The other night, I had a strange dream. It reminded me a bit of Amy Tan’s book, Saving Fish from Drowning, which we ‘did’ in my book club Abroad. It was a huge great tome and pretty much as pointless as the title, but was chosen by a lovely person so we all held back from giving it the throttling it richly deserved. The main substance of the book was a horrible journey into the jungle, I can’t remember where or why exactly (and thank God for that). So it was with a heavy heart that I embarked on a similar trek during my Friday night slumbers.

I really, really didn’t want to go. I’m not mad keen on walking at the best of times (my Dulwich park power walks have now slowed to a snail’s pace and everyone has completely given up the idea of getting me to jog. This morning, to take the pace down even further, I pretended I’d pulled a muscle doing my pilates DVD. As if!) but walking through a great curtain of rampant vegetation was the pits. The trouble was, I had to go, because my children were already at Base Camp and I had to go and protect them. Of course, when I’d slashed my way through a full garden centre’s worth of foliage, I found them safe and well in a very nice tent and arguing about which shade of nail varnish went best with their camouflage fatigues. Plus ca change!

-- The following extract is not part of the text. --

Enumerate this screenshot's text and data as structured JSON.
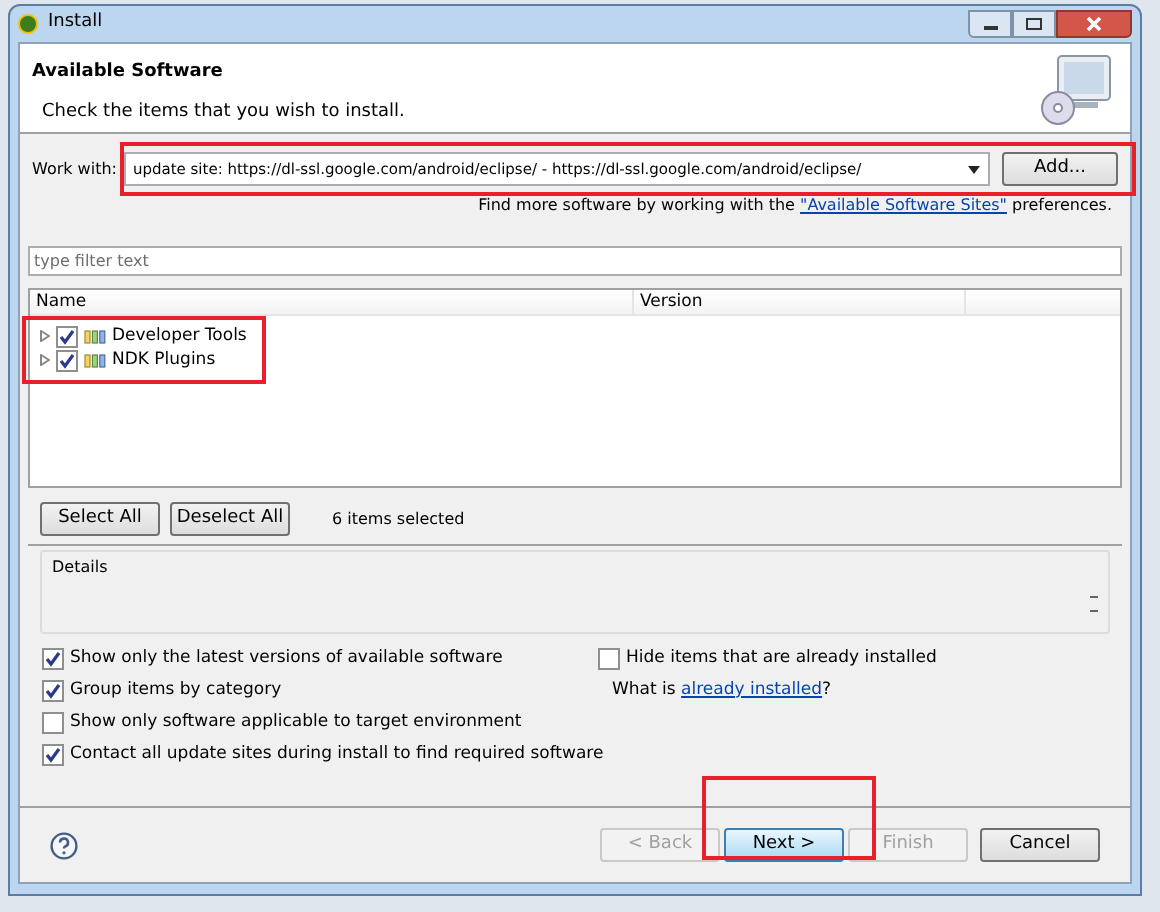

No sooner had they seen me, though, than they wanted to leap up and, most uncharacteristically, press on into the uncharted jungle. In real life, of course, they would have started bickering over whether to watch High School Musical 2, Little House on the Prairie or, more likely, something totally unsuitable with a 15 certificate, but this was a nightmare, so off we all went, even though I knew a band of guerillas, or similar menacing scary folk, was sure to be waiting for us in the next clearing.

I woke up, muzzy-headed and feeling very resentful. It didn’t take much to work it out. As True Love has told me crushingly, I have very literal dreams. My children are off on the inexorable path towards adolescence, adulthood and freedom and, far from leading from the front in an Edmund Hilary, inspirational style, I am left dragging my feet at the rear, a reluctant sherpa moaning about the vast quantites of nail varnish I’m having to lug around. The moral of the story: perk up, or get left behind. Oh, all right then.